Меньше чем через двадцать лет поражающий строгой северной красотой остров стал местом действия «Жертвоприношения» – фильма, в котором я ещё раз, впервые после «Зеркала», пережил чувство внутренней близости с Андреем Тарковским. Ни астральный Океан «Соляриса», ни залитая грязью Зона «Сталкера» подобных ощущений у меня, человека верующего, не вызвали. «Ностальгию», зная о давней влюблённости Тарковского в итальянское искусство кватроченто, его желании сделать картину именно в этой стране, ждал с интересом, надеждой. Но история, рассказанная в этом, безусловно, очень талантливом фильме, не всколыхнула, не растревожила душу – как это случилось с «Ивановым детством», «Андреем Рублёвым», «Зеркалом», «Жертвоприношением». Считаю, что без этих четырёх работ Тарковского мне жилось бы труднее…
«Савелий, а почему мы не видимся?» – воскликнул он тогда, при случайной встрече на людном московском перекрёстке. Что я мог ответить Андрею?
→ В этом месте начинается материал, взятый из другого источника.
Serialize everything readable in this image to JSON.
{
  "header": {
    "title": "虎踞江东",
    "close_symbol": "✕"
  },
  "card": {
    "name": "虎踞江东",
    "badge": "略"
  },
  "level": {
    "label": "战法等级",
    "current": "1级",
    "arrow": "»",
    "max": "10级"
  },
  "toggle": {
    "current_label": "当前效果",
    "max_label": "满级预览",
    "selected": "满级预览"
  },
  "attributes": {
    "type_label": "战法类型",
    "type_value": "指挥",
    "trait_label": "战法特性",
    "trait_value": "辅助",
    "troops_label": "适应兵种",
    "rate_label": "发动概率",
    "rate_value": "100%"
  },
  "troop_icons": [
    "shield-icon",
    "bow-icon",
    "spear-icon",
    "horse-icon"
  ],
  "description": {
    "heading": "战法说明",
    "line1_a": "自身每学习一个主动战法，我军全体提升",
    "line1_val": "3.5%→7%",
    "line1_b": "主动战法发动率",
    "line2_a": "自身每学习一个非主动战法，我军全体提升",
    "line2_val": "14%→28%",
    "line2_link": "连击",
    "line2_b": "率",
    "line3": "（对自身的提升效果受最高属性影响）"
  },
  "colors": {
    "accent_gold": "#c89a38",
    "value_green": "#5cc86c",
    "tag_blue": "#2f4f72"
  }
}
Всегда относился к нему с любовью, проблема была не во мне. Конечно, он чувствовал это, иначе не предложил бы зайти к нему в гости. Я знал, что у него новая семья, что не увижу рядом с Андреем умную, талантливую, душевную Ирму и не раз сидевшего у меня на коленях маленького Арсения. Знал и то, что в окружении Тарковского, как это часто бывает с гениями, появились недостойные, мелкие людишки, которые плетут интриги и сплетни, отрывая Андрея от старых друзей и соратников. Самый страшный из этой стаи в фильме «Калина красная» предстал одним из убийц Егора Прокудина. Меня не удивило, что Василий Макарович пригласил не актёра, а тот столь убедительно «перевоплотился» в зловещего мерзавца. Странным казалось другое: как Андрей, умнейший, тончайший знаток человеческих душ, не видит очевидного? Оказалось, видел. Почитайте дневниковые записи Тарковского, опубликованные после его смерти в максимовском «Континенте».
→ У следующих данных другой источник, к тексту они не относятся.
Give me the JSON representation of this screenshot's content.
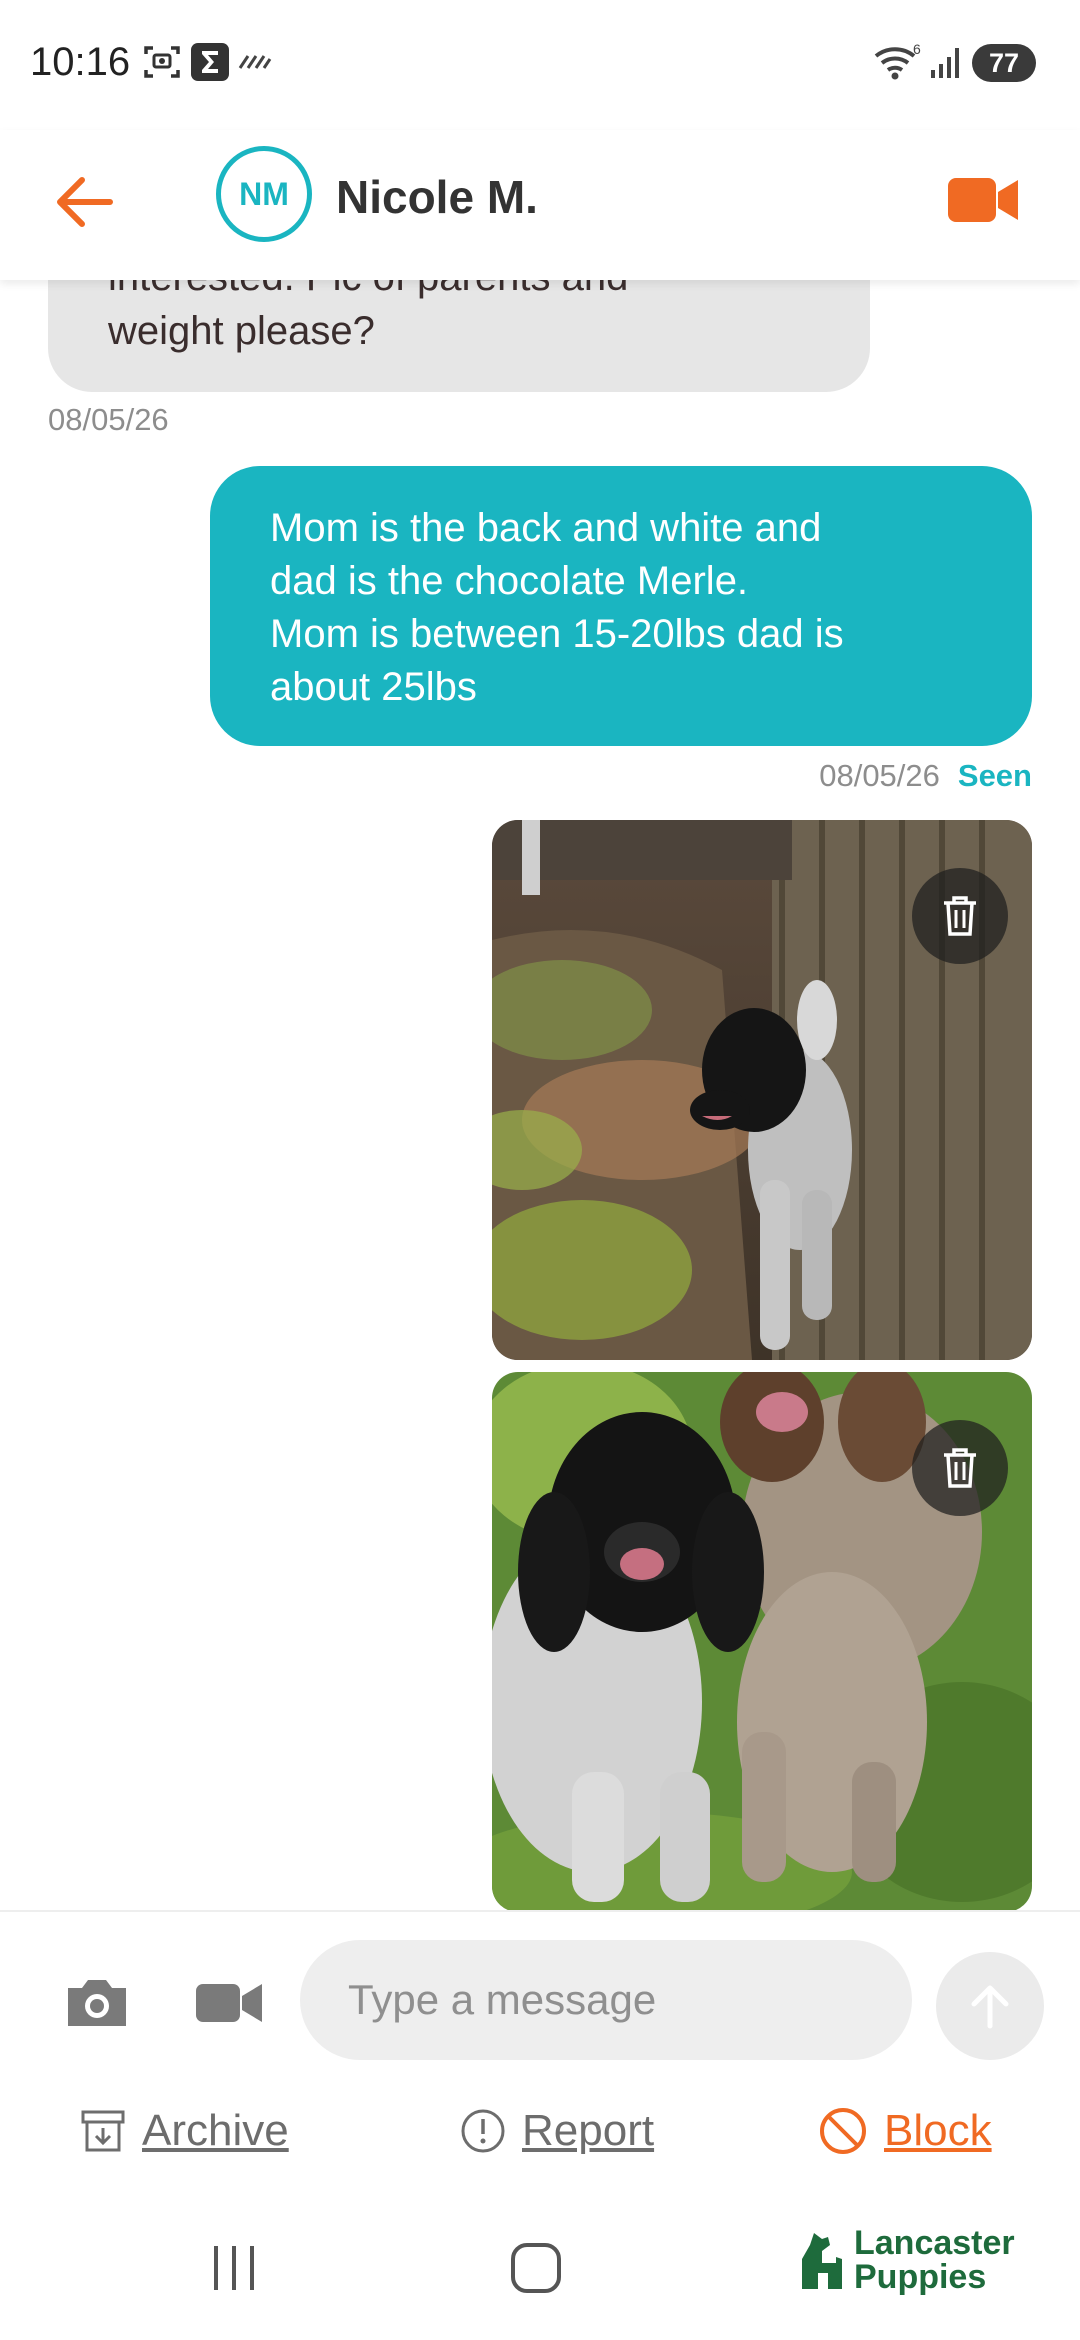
{
  "status_bar": {
    "time": "10:16",
    "wifi_badge": "6",
    "battery": "77",
    "icons": [
      "screenshot-icon",
      "sigma-app-icon",
      "tilde-icon",
      "wifi-icon",
      "signal-icon",
      "battery-icon"
    ]
  },
  "header": {
    "avatar_initials": "NM",
    "contact_name": "Nicole M.",
    "accent_color": "#f06a23",
    "avatar_color": "#1ab5c1"
  },
  "messages": {
    "incoming_text": "interested. Pic of parents and\nweight please?",
    "incoming_time": "08/05/26",
    "outgoing_text": "Mom is the back and white and\ndad is the chocolate Merle.\nMom is between 15-20lbs dad is\nabout 25lbs",
    "outgoing_time": "08/05/26",
    "outgoing_status": "Seen",
    "photos": [
      {
        "description_icon": "photo-black-white-poodle"
      },
      {
        "description_icon": "photo-two-poodles"
      }
    ]
  },
  "composer": {
    "placeholder": "Type a message"
  },
  "actions": {
    "archive": "Archive",
    "report": "Report",
    "block": "Block"
  },
  "brand": {
    "line1": "Lancaster",
    "line2": "Puppies"
  }
}
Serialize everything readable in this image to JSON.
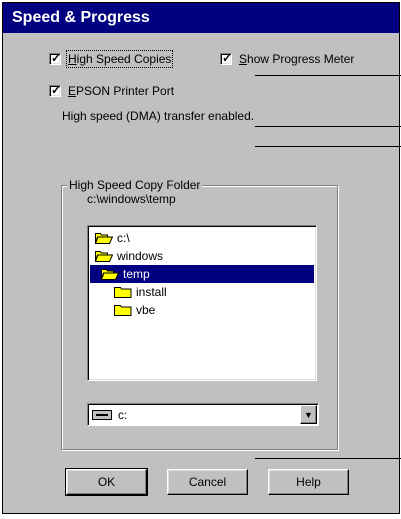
{
  "window": {
    "title": "Speed & Progress"
  },
  "options": {
    "high_speed_copies": {
      "label_accel": "H",
      "label_rest": "igh Speed Copies",
      "checked": true
    },
    "show_progress_meter": {
      "label_accel": "S",
      "label_rest": "how Progress Meter",
      "checked": true
    },
    "epson_printer_port": {
      "label_accel": "E",
      "label_rest": "PSON Printer Port",
      "checked": true
    },
    "status_text": "High speed (DMA) transfer enabled."
  },
  "copy_folder": {
    "group_title": "High Speed Copy Folder",
    "current_path": "c:\\windows\\temp",
    "tree": [
      {
        "label": "c:\\",
        "state": "open"
      },
      {
        "label": "windows",
        "state": "open"
      },
      {
        "label": "temp",
        "state": "open",
        "selected": true
      },
      {
        "label": "install",
        "state": "closed"
      },
      {
        "label": "vbe",
        "state": "closed"
      }
    ],
    "drive": {
      "selected": "c:"
    }
  },
  "buttons": {
    "ok": "OK",
    "cancel": "Cancel",
    "help": "Help"
  },
  "colors": {
    "title_bar": "#000080",
    "face": "#c0c0c0",
    "selection": "#000080",
    "folder_yellow": "#ffff00"
  },
  "icons": {
    "checkbox_tick": "✓",
    "dropdown": "▼",
    "folder_open": "folder-open-icon",
    "folder_closed": "folder-closed-icon",
    "drive": "drive-icon"
  }
}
В семидесятом году, поверяя листу бумаги раздумья о достоинстве, чести, о том, как страшно и подло испытывать чувство, что ты никому не должен, Андрей, писал, что того супермена он «…раскусил. Очень слабый человек. То есть до такой степени, что продаёт себя. Это крайняя степень униженности».
В «Зеркале» я увидел отражение собственного детства, в матери героя фильма узнал черты и моей мамы. Александра Васильевна Гришина (Ямщикова) в доме отдыха туристов. 1963 г.
Предложив мне стать его единомышленником в создании «Андрея Рублёва», Тарковский так потом и относился к своему «консультанту по материальной культуре». Советовался не только по поводу икон, но и при подборе актёров, выборе натуры. Часто наши мнения совпадали, иногда нет, и я пытался переубедить режиссёра: так, скомороха, сыгранного Роланом Быковым, и теперь не считаю удачей картины. К счастью, в представлении об исполнителе роли Рублёва расхождений не было.
Знает ли сегодняшний зритель этого фильма, какой ажиотаж среди актёрской братии вызвал слух о предстоящем фильме уже прославившегося «Ивановым детством» Тарковского? Какие только имена не назывались! Говорили то об одном, то о другом, и тоже невероятно талантливом актёре. Пробы в гриме и пробы без грима, звонки в театры и на студии, сотни фотографий анфас и в профиль. Что же мешало окончательному решению? Популярность, узнаваемость звёзд экрана и столичной сцены. Андрей не раз говорил мне: «Вот бы такого, чтоб и зрители совсем не знали, и в самую точку попасть».
Однажды он вызвал меня в режиссёрскую комнату и веером разложил на столе фотографии. Я заметил, что глаз у Андрея горит, и значит, это не просто очередная проба сто первого претендента. Смотрю на фотографии и вижу: лицо абсолютно незнакомое, но такое «рублевское», хотя, как известно, изображений великого мастера мы не имеем.